Alpaca incident
High DB connection usage creating intermittent API failure
Alpaca experienced a critical incident on October 7, 2025 affecting Account API and Transfers and 1 more component, lasting 13h 52m. The incident has been resolved; the full update timeline is below.
Affected components
Update timeline
- investigating Oct 07, 2025, 11:05 PM UTC
We are seeing high DB usage causing the API to fail. We are checking internally.
- investigating Oct 07, 2025, 11:20 PM UTC
We are still working on identifying the underlying cause of DB connections
- investigating Oct 07, 2025, 11:22 PM UTC
We are continuing to investigate this issue.
- investigating Oct 07, 2025, 11:26 PM UTC
We are restarting the DB and API calls are expected to fail.
- investigating Oct 07, 2025, 11:42 PM UTC
Team is still working on the recovery.
- investigating Oct 07, 2025, 11:54 PM UTC
Database is restarted and team is monitoring it
- investigating Oct 08, 2025, 12:27 AM UTC
After restarting, the database connections are under control. We are monitoring the system.
- investigating Oct 08, 2025, 01:07 AM UTC
We are seeing spike in connections again. Teams are actively working on it
- investigating Oct 08, 2025, 01:28 AM UTC
System is working as expected. We are monitoring the performance
- monitoring Oct 08, 2025, 01:37 AM UTC
We will continue to monitor the system and take appropriate the action.
- monitoring Oct 08, 2025, 01:37 AM UTC
We are continuing to monitor for any further issues.

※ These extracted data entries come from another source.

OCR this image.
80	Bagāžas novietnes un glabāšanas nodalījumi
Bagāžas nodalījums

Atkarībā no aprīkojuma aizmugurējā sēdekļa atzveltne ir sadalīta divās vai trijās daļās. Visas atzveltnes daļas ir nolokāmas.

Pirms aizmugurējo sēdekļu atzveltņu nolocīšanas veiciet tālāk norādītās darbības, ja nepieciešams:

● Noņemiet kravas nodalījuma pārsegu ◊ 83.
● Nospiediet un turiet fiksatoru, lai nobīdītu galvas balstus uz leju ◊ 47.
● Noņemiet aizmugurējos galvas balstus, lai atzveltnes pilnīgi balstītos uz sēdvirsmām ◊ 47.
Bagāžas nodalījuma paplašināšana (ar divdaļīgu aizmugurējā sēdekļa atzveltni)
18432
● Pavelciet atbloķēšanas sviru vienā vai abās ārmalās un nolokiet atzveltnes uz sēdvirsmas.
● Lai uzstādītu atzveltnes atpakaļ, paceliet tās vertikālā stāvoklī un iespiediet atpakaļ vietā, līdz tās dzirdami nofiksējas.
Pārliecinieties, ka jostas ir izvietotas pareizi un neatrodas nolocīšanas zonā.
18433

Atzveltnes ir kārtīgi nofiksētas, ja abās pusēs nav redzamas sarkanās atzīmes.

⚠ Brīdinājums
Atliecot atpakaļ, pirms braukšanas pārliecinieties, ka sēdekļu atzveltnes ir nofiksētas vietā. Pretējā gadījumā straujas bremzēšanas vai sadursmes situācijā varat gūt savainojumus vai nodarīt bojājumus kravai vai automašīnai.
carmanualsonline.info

- monitoring Oct 08, 2025, 01:45 AM UTC
We have identified and resolved the issue that was affecting our systems. Since implementing the fix, all systems have been operating normally with no recurrence of the problem. We have been closely monitoring our systems over the past hour, and all indicators show stable performance. Our monitoring infrastructure continues to track system health to detect any potential issues early. Our engineering team remains available to respond immediately if any concerns arise.
- resolved Oct 08, 2025, 12:57 PM UTC
This incident has been resolved.
- postmortem Oct 08, 2025, 02:01 PM UTC
High usage of database connections was identified around 6:00 PM ET. The team was able to identify an application process that was creating contention due to a lock wait, which persisted even after the request timed out. Both the application and the database were restarted to recover. The issue persisted intermittently but eventually resolved.